Strings inside a payload are encoded as a u16 little-endian byte length followed by the UTF-8 bytes (so any single string is at most 64 KiB).

No per-record checksum. Replay tolerates a torn trailing record (a partial write at the tail is dropped), but it does not detect a corrupted record in the middle of the log. Treat the file as trusted local storage.

compact rewrites the log to contain only the minimal CreateEntity / CreateRelation records needed to reconstruct the current state.

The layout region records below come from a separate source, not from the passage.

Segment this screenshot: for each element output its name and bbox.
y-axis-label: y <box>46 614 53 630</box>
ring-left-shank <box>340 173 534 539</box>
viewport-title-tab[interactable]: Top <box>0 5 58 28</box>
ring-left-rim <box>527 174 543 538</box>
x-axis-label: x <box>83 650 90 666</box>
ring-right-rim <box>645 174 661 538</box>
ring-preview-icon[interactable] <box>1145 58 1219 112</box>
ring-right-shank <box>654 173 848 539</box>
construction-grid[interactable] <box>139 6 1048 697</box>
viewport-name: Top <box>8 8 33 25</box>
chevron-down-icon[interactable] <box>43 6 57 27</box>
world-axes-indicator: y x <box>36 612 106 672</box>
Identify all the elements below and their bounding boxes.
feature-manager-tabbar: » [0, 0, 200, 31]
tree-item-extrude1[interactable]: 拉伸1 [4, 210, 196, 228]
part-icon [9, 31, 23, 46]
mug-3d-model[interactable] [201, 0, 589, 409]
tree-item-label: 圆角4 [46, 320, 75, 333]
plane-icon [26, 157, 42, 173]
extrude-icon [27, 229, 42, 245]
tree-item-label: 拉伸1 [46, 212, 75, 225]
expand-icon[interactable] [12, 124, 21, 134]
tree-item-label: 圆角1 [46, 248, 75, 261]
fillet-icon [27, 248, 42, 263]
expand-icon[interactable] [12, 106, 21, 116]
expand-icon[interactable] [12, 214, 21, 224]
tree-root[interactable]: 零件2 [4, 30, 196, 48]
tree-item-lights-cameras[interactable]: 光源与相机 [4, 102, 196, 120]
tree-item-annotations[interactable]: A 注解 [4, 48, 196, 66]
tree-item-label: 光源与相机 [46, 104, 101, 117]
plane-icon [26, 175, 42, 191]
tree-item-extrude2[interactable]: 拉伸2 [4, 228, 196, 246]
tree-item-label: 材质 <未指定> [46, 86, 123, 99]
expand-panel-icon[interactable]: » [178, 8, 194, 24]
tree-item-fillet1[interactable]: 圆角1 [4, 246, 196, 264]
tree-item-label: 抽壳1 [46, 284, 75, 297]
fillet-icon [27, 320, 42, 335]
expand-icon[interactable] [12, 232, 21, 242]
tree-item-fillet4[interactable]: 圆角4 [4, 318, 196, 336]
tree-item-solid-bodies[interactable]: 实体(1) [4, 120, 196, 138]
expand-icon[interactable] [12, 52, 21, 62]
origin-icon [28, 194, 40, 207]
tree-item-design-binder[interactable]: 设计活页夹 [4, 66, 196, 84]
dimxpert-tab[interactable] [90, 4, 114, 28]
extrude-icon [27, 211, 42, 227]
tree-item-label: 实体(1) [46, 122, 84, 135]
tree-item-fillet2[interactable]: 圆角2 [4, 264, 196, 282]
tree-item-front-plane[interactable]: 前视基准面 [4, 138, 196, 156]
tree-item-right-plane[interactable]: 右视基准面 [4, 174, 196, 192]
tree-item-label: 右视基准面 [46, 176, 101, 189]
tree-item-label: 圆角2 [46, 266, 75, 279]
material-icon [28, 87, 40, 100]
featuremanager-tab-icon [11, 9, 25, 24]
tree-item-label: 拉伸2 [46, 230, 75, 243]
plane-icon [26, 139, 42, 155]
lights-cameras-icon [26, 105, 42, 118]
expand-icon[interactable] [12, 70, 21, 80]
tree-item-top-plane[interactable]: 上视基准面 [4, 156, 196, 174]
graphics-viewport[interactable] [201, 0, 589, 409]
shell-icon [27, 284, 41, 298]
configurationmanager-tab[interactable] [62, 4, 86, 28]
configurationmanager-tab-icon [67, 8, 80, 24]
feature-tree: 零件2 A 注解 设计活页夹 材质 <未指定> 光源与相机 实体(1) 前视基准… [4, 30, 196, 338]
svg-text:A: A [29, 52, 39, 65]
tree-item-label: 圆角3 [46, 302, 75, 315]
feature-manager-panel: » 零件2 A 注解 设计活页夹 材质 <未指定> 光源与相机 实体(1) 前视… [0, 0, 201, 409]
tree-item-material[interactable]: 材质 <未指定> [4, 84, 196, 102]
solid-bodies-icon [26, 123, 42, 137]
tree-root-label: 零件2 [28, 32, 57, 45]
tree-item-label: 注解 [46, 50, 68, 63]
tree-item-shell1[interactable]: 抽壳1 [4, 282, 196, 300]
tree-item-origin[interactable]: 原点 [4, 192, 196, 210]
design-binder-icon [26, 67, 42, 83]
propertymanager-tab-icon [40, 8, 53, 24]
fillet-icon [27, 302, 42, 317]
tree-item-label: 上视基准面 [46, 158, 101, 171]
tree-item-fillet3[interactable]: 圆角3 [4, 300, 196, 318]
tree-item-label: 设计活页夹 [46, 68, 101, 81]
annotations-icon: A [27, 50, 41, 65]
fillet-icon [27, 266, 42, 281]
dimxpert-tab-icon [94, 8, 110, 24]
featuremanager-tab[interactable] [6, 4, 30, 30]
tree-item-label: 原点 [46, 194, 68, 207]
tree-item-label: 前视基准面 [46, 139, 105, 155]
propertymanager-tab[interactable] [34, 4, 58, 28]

Transactions. Multi-record operations (currently merge_entities) wrap their records in a TxnBegin … TxnCommit pair. On replay, records inside a transaction are buffered and applied only when the commit is seen; an unclosed transaction (the process crashed mid-operation) is discarded wholesale, so the graph can never observe a half-applied merge.

Development

cargo test                           # unit + integration + fuzzy
cargo clippy --all-targets
cargo build --release                # LTO + fat + panic=abort
cargo bench                          # criterion benchmarks

The test suite includes:

• Unit tests — intern, search (incl. prefix-vs-substring behavior), protocol, store encode/decode, tools, server dispatch
• Integration tests — CRUD, persistence roundtrip, WAL-ordering and stale-temp compaction regressions, transactional merge_entities crash-atomicity, search, paths, export, concurrency, RwLock proofs, and all 24 tool handlers
• Fuzzy tests — randomized CRUD sequences asserting graph invariants, Unicode/large-string stress, and concurrent mutation consistency

License

Licensed under the Apache License, Version 2.0.